WASHINGTON – President Barack Obama will propose a combined $634 billion in upper-income tax increases and cuts to government health spending over 10 years to fund a new program aimed at getting health coverage to all Americans, a senior administration official told the Wall Street Journal Wednesday.

The spending cuts are aimed not just at raising money for the new program but also at curbing health-care spending overall, something that the president and many experts believe is critical to the nation’s long-term financial health. The cuts would affect a range of interests, including managed care companies, prescription drug manufacturers and hospitals.

The proposed tax change would limit the deductions available to people in the highest income tax brackets.

The proposed cuts are being offered as part of the president’s budget blueprint, which is set to be released Thursday, and is meant to signal Obama’s commitment to fulfilling his pledge to enact comprehensive health-care legislation this year. These proposals all must be approved by Congress.
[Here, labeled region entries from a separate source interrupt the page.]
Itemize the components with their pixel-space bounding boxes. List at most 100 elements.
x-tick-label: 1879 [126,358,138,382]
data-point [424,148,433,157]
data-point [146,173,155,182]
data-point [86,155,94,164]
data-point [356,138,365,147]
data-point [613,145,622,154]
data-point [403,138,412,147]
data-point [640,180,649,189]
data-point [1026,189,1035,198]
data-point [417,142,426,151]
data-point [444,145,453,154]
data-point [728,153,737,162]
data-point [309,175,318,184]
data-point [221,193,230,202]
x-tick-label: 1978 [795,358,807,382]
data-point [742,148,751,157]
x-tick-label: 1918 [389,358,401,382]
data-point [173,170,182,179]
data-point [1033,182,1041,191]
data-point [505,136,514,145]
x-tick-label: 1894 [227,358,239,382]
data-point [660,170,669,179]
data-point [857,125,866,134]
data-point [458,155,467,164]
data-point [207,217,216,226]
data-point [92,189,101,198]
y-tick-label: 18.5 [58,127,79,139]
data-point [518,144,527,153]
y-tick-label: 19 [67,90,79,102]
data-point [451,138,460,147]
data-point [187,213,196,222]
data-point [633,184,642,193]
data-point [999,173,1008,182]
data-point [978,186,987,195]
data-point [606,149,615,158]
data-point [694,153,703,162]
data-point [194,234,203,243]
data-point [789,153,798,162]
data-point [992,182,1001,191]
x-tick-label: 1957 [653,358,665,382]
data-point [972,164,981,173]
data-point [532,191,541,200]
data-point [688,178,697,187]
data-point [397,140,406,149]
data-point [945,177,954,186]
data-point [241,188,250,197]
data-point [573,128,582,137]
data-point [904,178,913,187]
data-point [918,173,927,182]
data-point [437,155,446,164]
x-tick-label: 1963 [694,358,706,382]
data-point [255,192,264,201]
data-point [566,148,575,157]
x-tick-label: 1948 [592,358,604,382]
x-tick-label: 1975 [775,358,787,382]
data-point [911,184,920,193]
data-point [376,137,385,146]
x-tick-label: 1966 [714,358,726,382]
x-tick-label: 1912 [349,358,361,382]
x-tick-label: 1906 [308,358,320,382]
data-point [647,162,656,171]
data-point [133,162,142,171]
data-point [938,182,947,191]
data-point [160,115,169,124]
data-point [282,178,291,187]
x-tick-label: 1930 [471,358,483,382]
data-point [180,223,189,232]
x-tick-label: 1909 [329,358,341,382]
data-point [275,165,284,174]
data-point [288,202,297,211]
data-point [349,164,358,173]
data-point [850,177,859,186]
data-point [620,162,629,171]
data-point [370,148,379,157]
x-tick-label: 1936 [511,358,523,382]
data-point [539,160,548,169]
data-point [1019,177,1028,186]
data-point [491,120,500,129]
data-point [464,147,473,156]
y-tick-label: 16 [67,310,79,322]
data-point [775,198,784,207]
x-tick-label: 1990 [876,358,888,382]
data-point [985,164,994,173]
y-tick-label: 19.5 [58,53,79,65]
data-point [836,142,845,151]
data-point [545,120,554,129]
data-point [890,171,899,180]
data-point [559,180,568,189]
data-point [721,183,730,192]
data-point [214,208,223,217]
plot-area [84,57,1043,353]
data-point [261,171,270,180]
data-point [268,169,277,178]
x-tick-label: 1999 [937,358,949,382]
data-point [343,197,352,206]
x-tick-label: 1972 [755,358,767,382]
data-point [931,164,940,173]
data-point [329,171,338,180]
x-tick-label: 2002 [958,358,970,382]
The budget will contain few details about what the president wants to see included in his health-care expansion plan, though he presented a fairly detailed plan during the presidential campaign last year. The administration plans to release only general guidelines for action on Thursday, with more details expected to be announced during a White House summit on health care next week.

However, the budget is focusing on where the money will come from to pay for Obama’s proposed health initiatives.

The senior administration official who previewed the announcement acknowledged that $634 billion wouldn’t be enough to pay for the ambitious health-care expansion that Obama and many Democrats envision. That project is estimated to cost more than $1 trillion over 10 years.

Rather, the official described the proposed $634 billion as a “down payment” and said the administration would work with Congress to find the rest.

Half the money would come from savings to the health-care system, and half from a new tax increase.

The tax increase is a new proposal from Obama, and would limit deductions for filers in the 33 percent and 35 percent tax brackets.

Under current law, taxpayers who itemize calculate their deductions based on their income tax bracket. A taxpayer who pays a 35% rate on his income may deduct 35% of various expenses — such as mortgage interest or charitable contributions — from his taxable income.

Under the Obama proposal, these deductions would be limited to a maximum of 28 percent even for taxpayers paying higher tax rates.

The more profound changes would be on the health-care spending side, as the administration attempts to tame spiraling costs.

The biggest chunk of money to be cut, $177 billion over 10 years, would come from changing the way that private managed care plans participating in Medicare are paid. Under current law, payments in the Medicare Advantage program are set by a formula. The result is that private companies, on average, are paid 14% more to care for a patient than the government would normally spend on that person’s care through the traditional Medicare program.

The Obama plan would have private plans bid to offer coverage in a given geographic area; insurers would then be paid based on an average of the bids. The administration estimates that the result would be that private plans would be paid about the same as the government normally spends per participant.

The administration will also propose a new measure to make generic drugs available more quickly. It would also change the formula for how brand-name drugs are paid for through the Medicaid program.

Obama will also propose new ways to tie payments to performance in Medicare for both hospitals and doctors, an initiative aimed at improving quality as well as reducing cost.